Oubliez, oubliez ! Vos cœurs sont consumés ;
De sang et de chaleur vos artères sont vides.
Ô morts, morts bienheureux, en proie aux vers avides,
Souvenez-vous plutôt de la vie, et dormez !

Ah ! dans vos lits profonds quand je pourrai descendre,
Comme un forçat vieilli qui voit tomber ses fers,
Que j’aimerai sentir, libre des maux soufferts,
Ce qui fut moi rentrer dans la commune cendre !

Mais, ô songe ! Les morts se taisent dans leur nuit.
C’est le vent, c’est l’effort des chiens à leur pâture,
C’est ton morne soupir, implacable nature !
C’est mon cœur ulcéré qui pleure et qui gémit.
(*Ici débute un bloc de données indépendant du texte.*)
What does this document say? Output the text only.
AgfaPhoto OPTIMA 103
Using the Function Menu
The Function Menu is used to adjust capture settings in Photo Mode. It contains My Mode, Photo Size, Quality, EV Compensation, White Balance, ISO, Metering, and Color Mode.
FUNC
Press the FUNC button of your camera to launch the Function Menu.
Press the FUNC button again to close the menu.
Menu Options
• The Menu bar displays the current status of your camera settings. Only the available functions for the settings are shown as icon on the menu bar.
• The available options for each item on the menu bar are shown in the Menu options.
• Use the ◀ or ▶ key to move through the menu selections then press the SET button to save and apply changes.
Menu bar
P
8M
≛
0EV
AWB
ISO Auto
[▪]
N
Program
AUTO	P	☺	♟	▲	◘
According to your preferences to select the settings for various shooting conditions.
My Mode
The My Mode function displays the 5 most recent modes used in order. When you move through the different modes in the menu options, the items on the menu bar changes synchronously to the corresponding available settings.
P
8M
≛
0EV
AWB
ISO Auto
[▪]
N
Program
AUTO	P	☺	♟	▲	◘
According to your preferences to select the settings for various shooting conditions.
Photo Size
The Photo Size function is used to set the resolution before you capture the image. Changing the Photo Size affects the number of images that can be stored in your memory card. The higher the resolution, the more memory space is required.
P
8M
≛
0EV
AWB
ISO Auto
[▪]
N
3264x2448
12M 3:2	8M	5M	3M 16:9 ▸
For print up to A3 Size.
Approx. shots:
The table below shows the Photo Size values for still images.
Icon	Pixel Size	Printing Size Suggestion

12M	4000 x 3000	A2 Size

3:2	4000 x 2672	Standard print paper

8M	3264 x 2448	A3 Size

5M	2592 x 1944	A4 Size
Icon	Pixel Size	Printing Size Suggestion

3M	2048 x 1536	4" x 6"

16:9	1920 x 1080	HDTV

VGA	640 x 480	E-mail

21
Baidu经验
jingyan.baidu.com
Tais-toi. Le ciel est sourd, la terre te dédaigne.
À quoi bon tant de pleurs si tu ne peux guérir ?
Sois comme un loup blessé qui se tait pour mourir,
Et qui mord le couteau, de sa gueule qui saigne.

Encore une torture, encore un battement.
Puis, rien. La terre s’ouvre, un peu de chair y tombe ;
Et l’herbe de l’oubli, cachant bientôt la tombe,
Sur tant de vanité croît éternellement.